Auto Loan Refinance Calculator
Example: Current loan balance: 22000 $ · Current APR: 9.5 % · Months remaining: 48 months · New APR: 6 % · New term: 48 months
| Monthly savings | $36 |
| Total interest savings | $1,730 |
| Current payment | $553 |
| New payment | $517 |
Worked example
Say you owe $22,000 with 48 months left at 9.5%, a payment of about $554. Refinance to 6% over the same 48 months and the payment falls to roughly $517, saving about $37 a month. Because you kept the term the same, that monthly saving compounds into roughly $1,760 less interest over the life of the loan — real money for a single application.
Frequently asked questions
When does refinancing a car make sense?
It usually pays off when the new rate is meaningfully lower than your current one, your credit has improved, or you are early enough in the loan that interest still makes up a large share of each payment. If you only have a few months left, the savings are small.
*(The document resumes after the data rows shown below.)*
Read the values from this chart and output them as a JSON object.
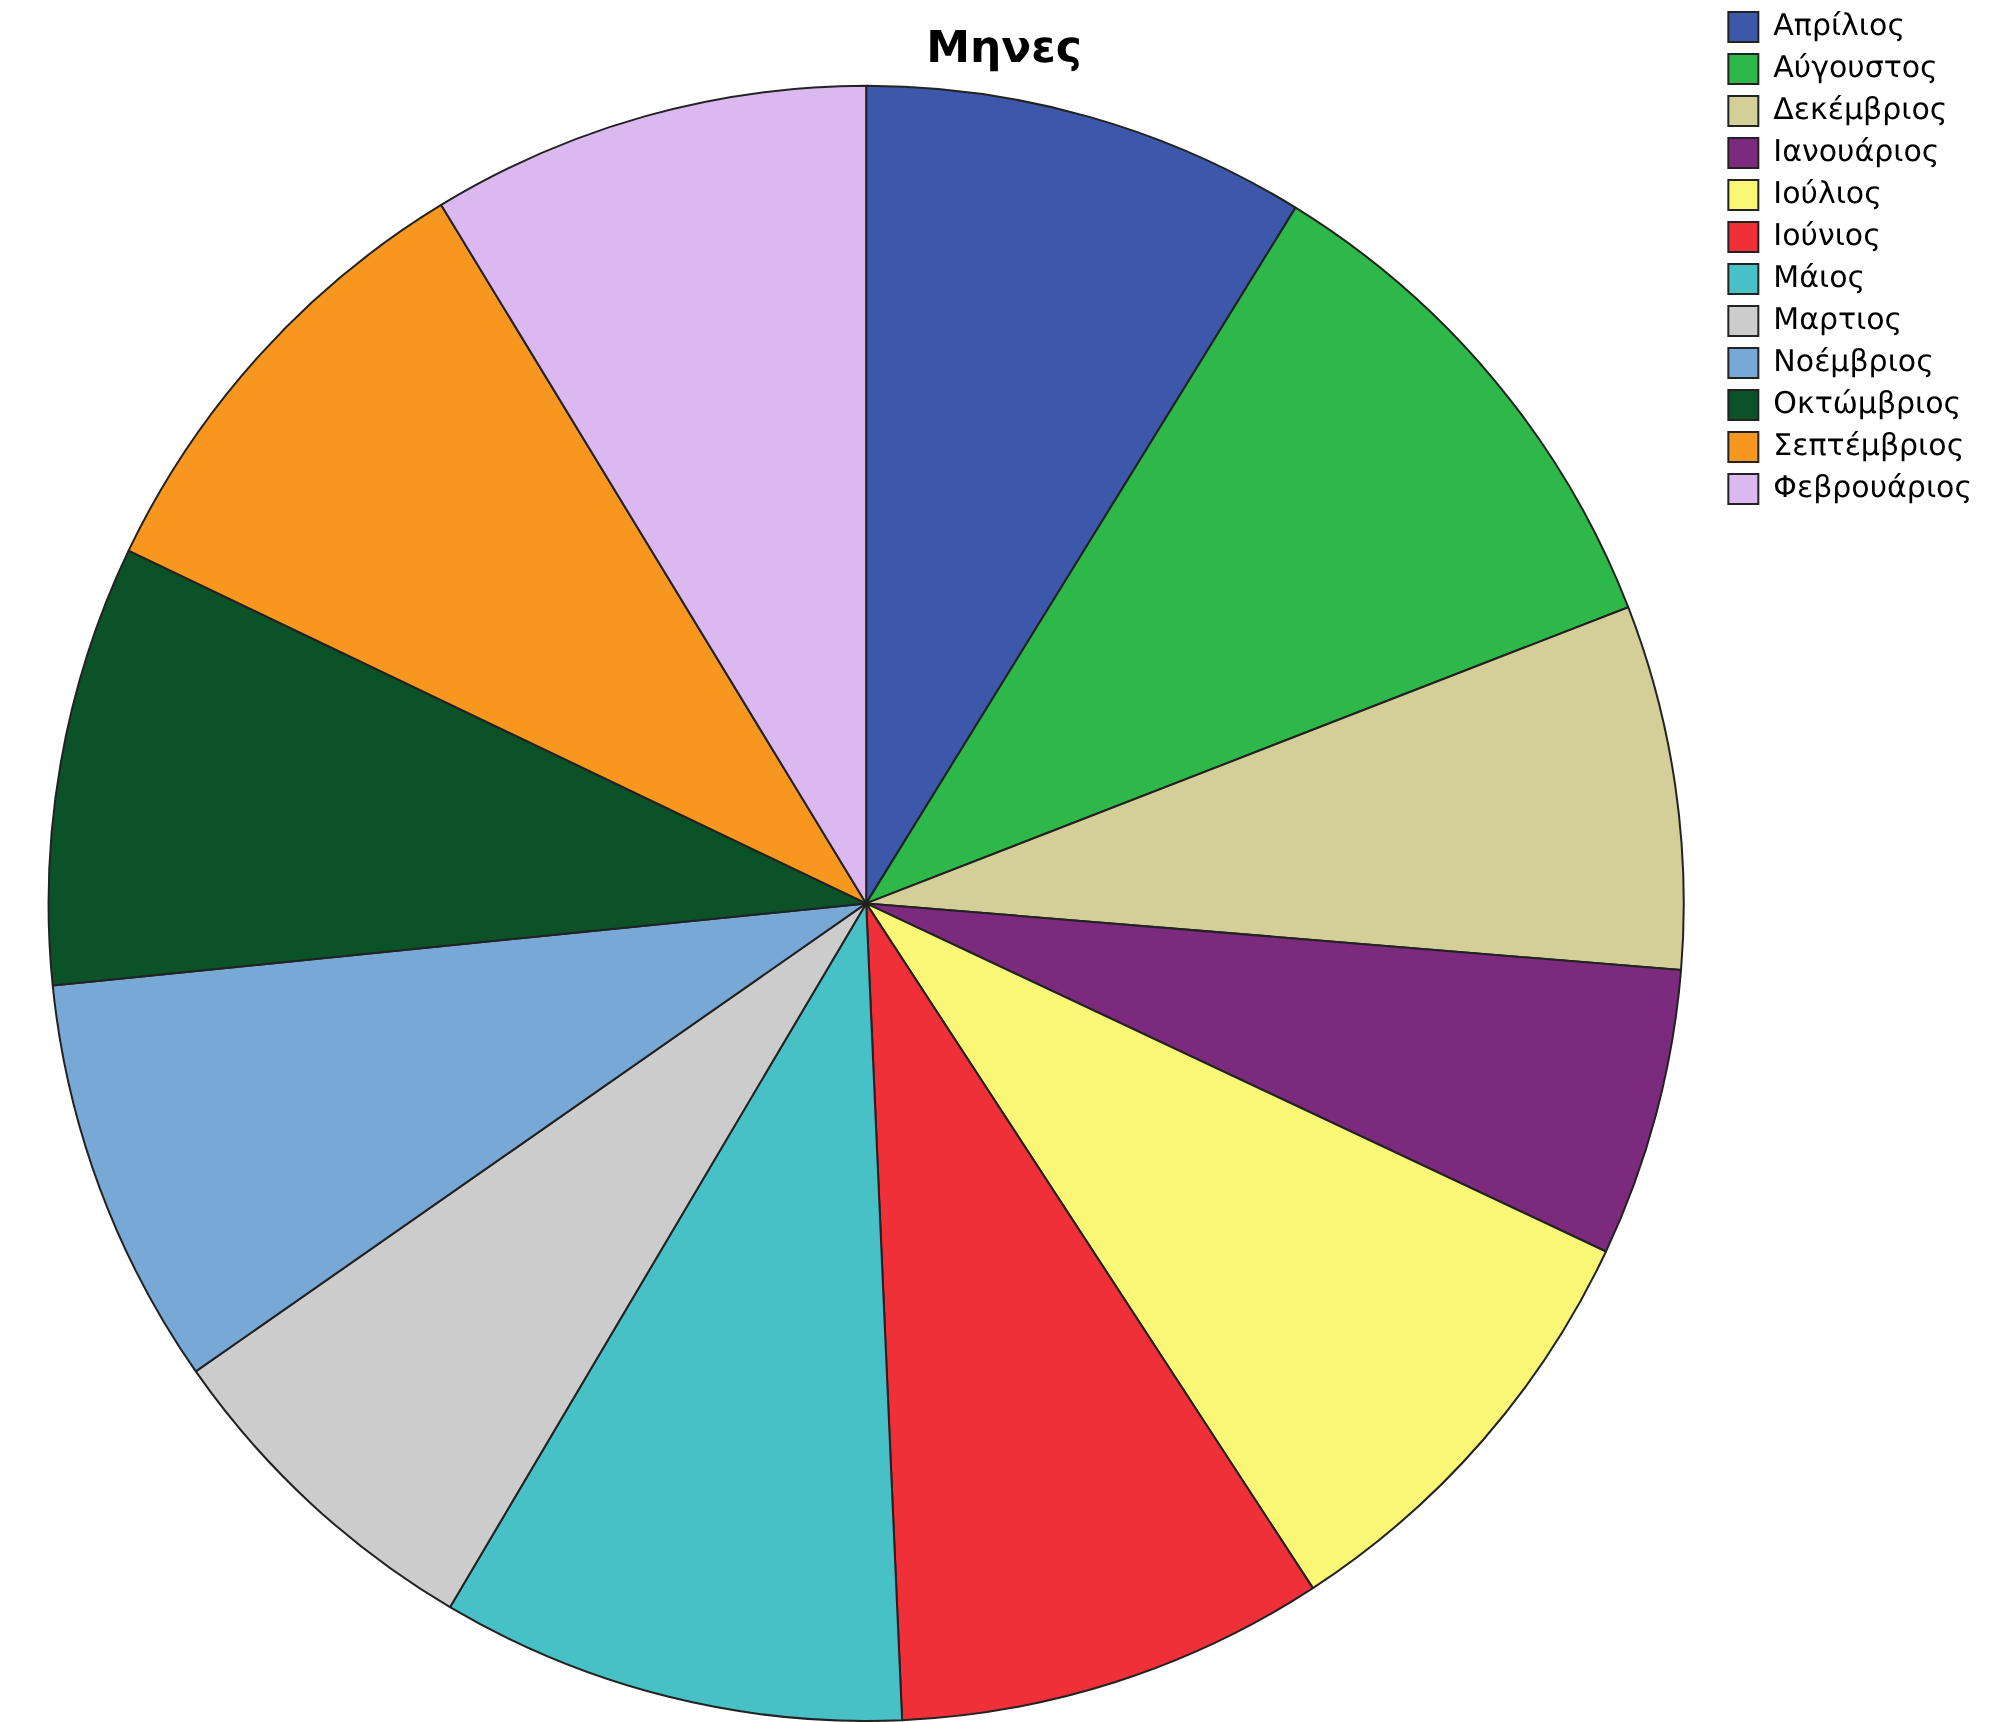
{
  "chart_data": {
    "type": "pie",
    "title": "Μηνες",
    "categories": [
      "Απρίλιος",
      "Αύγουστος",
      "Δεκέμβριος",
      "Ιανουάριος",
      "Ιούλιος",
      "Ιούνιος",
      "Μάιος",
      "Μαρτιος",
      "Νοέμβριος",
      "Οκτώμβριος",
      "Σεπτέμβριος",
      "Φεβρουάριος"
    ],
    "values": [
      8.8,
      10.3,
      7.2,
      5.7,
      8.8,
      8.5,
      9.2,
      6.8,
      8.1,
      8.7,
      9.2,
      8.7
    ],
    "colors": [
      "#3d58aa",
      "#2fb84a",
      "#d4ce98",
      "#7b2a7e",
      "#f9f775",
      "#ef3039",
      "#48c1c6",
      "#cccccc",
      "#78a9d6",
      "#0b5228",
      "#f7971f",
      "#dcb8f1"
    ],
    "legend": "top right"
  }
}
Does keeping the same term matter?
Yes. Lowering the rate while keeping the same number of months captures the full interest savings. Extending the term lowers the monthly payment but can wipe out or reverse the total savings, so compare the total-savings line, not just the payment.
Will refinancing hurt my credit?
A refinance application triggers a hard inquiry, which can dip your score a few points temporarily. Shopping multiple lenders within a short window is typically treated as a single inquiry. The long-term benefit of a lower rate usually outweighs the small dip.
Can I refinance if I owe more than the car is worth?
It is harder. Lenders prefer a loan-to-value ratio below 100%. If you are underwater, you may need to pay down the balance first or find a lender that allows higher LTV, often at a higher rate.